Ira Zweig
Ira's winning project, submitted in his Death, Dying, and Religion class taught by Dr. Todd Perreira, offered Ira a way to learn more about his grandfather. I began my questions here:
Harrison: What does family mean to you, and how has your family impacted who you are as a student/scholar?
Zweig: My family is of mixed backgrounds; my father’s side of the family is Jewish, but my mother’s is not. I grew up with the vague notion that I was someone who could call themself a Jew, but for the most part I did not go out of my way to connect with that aspect of my identity. When someone asks me about my family, I usually take that to mean just my parents because I have not in my life had particularly strong relationships with other members of my family whether they be Jewish or not. Yet the story of my grandfather, a practicing Jew who fled to the US from Germany, always stuck with me and my family has encouraged me to connect more with my Jewishness in recent years. Going into college, my parents’ encouragement was definitely part of what made me want to reach out to the Jewish aspect of my background more than I have in my life before.
Harrison: Why have you chosen SJSU and particularly the department of Philosophy as your place of learning?
Zweig: I chose to major in philosophy because it seemed like a fairly open major.

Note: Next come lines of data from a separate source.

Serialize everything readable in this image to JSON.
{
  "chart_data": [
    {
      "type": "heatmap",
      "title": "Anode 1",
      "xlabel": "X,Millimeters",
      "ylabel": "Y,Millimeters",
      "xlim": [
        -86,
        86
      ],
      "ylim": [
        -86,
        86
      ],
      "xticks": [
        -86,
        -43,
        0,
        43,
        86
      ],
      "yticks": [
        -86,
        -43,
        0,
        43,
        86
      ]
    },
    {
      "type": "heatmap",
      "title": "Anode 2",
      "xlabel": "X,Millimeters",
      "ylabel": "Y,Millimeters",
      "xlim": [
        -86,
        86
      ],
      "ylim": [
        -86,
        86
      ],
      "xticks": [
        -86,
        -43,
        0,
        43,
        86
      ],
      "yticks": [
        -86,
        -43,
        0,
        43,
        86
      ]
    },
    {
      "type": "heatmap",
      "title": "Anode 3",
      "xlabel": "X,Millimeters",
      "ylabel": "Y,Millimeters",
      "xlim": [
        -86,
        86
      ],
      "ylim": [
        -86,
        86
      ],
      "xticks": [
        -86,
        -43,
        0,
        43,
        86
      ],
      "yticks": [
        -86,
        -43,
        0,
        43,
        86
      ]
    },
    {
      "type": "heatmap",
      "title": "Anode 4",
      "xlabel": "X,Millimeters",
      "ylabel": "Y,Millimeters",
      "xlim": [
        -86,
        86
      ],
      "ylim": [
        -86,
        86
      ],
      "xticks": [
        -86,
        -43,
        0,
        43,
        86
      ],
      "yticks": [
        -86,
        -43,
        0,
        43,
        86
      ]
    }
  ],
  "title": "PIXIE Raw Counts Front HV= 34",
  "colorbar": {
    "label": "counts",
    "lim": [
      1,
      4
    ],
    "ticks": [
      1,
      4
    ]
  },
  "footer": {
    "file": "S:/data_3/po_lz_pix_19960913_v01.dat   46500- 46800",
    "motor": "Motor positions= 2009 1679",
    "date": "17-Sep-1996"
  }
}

Philosophy students are not expected to take a great deal of prescribed course requirements, and philosophy was a subject that I supposed I had some vague interest in, so that was what I put down when applying to college. These are fairly trivial reasons, but I did not enter college with a strong sense of what academic/career pathway I wanted to pursue and philosophy just seemed like a reasonably non-intrusive yet intriguing topic to choose. It was only after choosing to major in philosophy that I was reminded that my grandfather was a philosophy professor himself. It seems that I unintentionally followed in his footsteps, and I hope studying philosophy will assist me in discovering the direction I want to take my life in and beyond college that I did not initially have while enrolling.
Harrison: Choose a particular class you've taken in your first year here, and let me know how it's impacted you already?

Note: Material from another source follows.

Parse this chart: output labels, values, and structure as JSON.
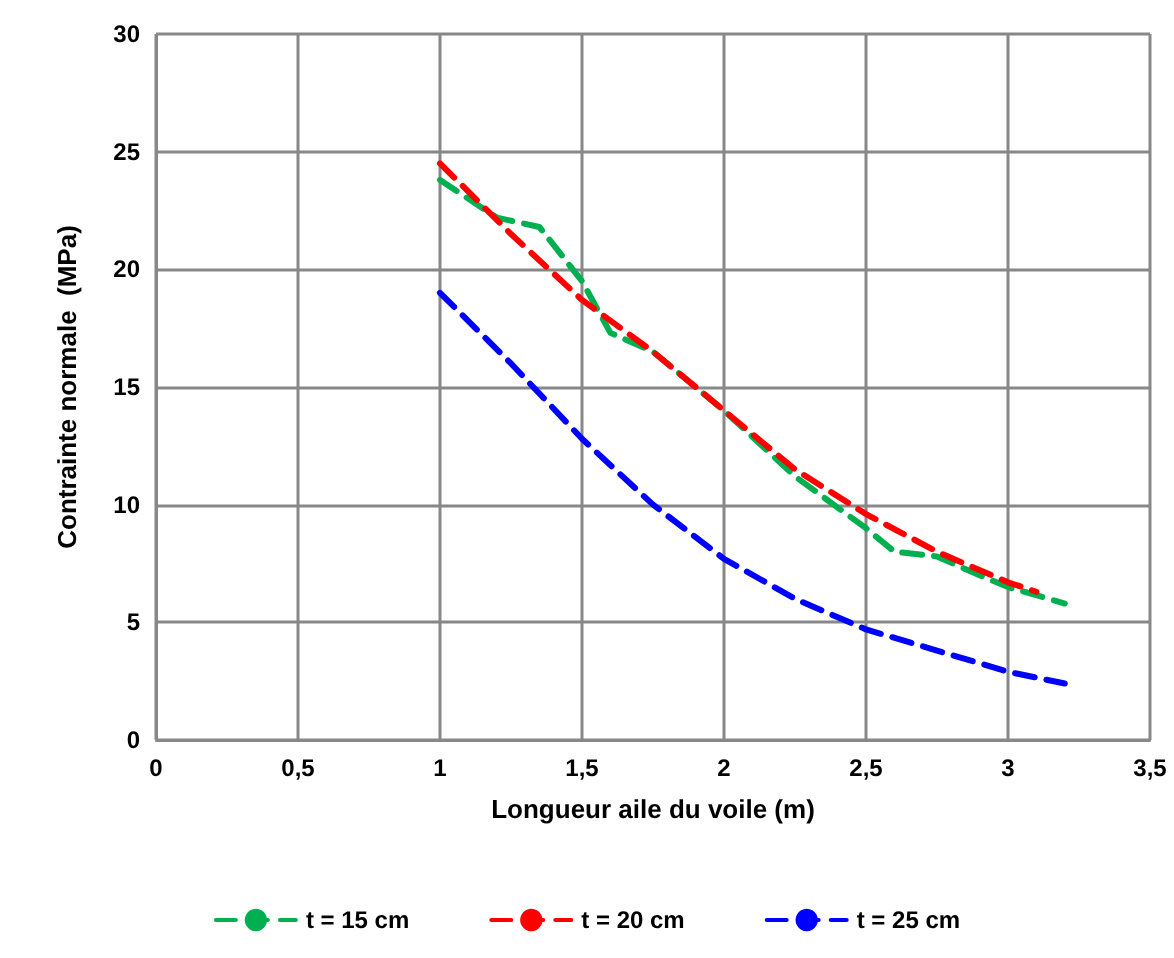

Zweig: The class with the clearest connection to Jewishness that I’m taking this semester is of course Professor Perreira’s class on death and dying. Being able to observe Jewish tradition from a primary-source standpoint by reading and analyzing the Torah let me feel like I was digging deeper into what it might mean to be Jewish in a way that I had never experienced before. There is also Professor Aleksander’s class on ancient philosophy, which has partly focused on Jewish perspectives (particularly that of Maimonides) on philosophy. Reading about ethics, virtue, and religion under a philosophic lens as they pertain to Judaism in this class was another impactful opportunity that allowed me to broaden the horizons of my understanding of Jewish culture, thought, and people. Realizing the fairly significant overlap between these two classes was a particular point of interest, and observing how their content intersected at times made me feel like I was being informed about Jewishness from many different viewpoints.